Despite expanding numbers, AI-powered search engines and voice assistants still have hundreds of unsolved concerns and need to be more safe. As we witness innovations materialize on a regular basis, companies are obviously eager to unlock the models’ potential. The tech trend seems parasitic, but it has yet to persuade AI experts. Some experts are astounded, while others dismiss it as just amusement. As a result, the industry’s “next great thing” remains a hanging issue.

A Revolutionary Change

HAL
HAL 9000 from Arthur C. Clarke’s Space Odyssey series

With ChatGPT dominating the news, the ultimate objective of a personal virtual assistant no longer seems to be a far-fetched sci-fi ideal. Since films like Star Trek depicted interacting computers, science fiction’s favorite theme has become a billion-dollar solution by big tech.
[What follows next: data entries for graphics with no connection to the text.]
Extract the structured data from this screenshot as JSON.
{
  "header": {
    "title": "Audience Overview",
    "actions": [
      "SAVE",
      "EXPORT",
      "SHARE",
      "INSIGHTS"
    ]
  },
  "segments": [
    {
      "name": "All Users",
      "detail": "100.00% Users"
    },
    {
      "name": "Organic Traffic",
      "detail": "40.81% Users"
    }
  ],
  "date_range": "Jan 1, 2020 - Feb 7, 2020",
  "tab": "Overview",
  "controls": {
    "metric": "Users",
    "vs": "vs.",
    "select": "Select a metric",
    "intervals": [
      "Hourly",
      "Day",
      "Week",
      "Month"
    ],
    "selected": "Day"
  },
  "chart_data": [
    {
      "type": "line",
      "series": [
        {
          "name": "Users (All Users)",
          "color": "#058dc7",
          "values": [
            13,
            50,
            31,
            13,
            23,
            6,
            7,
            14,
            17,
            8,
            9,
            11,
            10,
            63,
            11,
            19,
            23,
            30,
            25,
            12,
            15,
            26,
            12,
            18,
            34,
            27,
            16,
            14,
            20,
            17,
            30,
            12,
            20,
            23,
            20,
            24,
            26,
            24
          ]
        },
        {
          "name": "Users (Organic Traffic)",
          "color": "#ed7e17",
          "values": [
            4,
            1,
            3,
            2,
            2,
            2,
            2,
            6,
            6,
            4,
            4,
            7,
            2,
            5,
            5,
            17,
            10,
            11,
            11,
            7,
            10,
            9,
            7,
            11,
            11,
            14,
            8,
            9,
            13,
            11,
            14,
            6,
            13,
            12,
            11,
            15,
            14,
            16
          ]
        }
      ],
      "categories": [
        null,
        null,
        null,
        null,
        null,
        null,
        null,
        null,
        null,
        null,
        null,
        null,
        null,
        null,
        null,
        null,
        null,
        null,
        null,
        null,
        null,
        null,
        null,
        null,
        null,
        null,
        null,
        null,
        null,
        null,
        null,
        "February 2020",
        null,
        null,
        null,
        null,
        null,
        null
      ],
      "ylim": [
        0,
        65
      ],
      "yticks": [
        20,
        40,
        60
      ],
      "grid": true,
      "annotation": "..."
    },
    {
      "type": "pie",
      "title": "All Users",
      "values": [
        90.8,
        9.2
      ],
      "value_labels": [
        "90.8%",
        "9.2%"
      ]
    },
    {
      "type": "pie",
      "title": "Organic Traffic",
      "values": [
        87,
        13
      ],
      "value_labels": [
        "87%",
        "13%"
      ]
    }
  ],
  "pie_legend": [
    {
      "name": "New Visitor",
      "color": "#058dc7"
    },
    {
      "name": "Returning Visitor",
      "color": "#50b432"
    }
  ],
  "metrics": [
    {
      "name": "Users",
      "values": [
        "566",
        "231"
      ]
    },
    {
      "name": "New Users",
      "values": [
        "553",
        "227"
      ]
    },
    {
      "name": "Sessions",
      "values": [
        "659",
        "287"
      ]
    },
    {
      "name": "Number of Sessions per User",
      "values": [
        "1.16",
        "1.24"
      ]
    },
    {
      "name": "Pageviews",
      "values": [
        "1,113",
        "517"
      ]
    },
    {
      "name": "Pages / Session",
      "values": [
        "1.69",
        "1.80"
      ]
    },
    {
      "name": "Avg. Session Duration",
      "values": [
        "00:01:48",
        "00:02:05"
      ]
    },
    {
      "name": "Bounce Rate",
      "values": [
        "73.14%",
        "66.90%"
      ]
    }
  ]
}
The creator of the World Wide Web agrees. Personal artificial intelligence assistants, such as ChatGPT, are a vision of the web’s future, said Sir Tim Berners-Lee last week on CNBC’s Beyond The Valley program. He added that users might operate their own AI, like their own version of ‘Alexa’ or ‘Siri, with their data pods. In the future, Berners-Lee envisions each user’s data on their pods being used by AI to aid them.

Yet, he is not the only one who predicts this. Chatbots, as the next big thing, will have “as deep an influence as prior changes we’ve seen,” according to Microsoft CEO Satya Nadella at the Microsoft Build 2016 event. He went on to say that technology has the potential to make computers more accessible to everyone. Today, Microsoft’s newest money-making launch to operate its search engine ‘Bing’ on OpenAI’s next-generation model ChatGPT has managed to trend on the internet.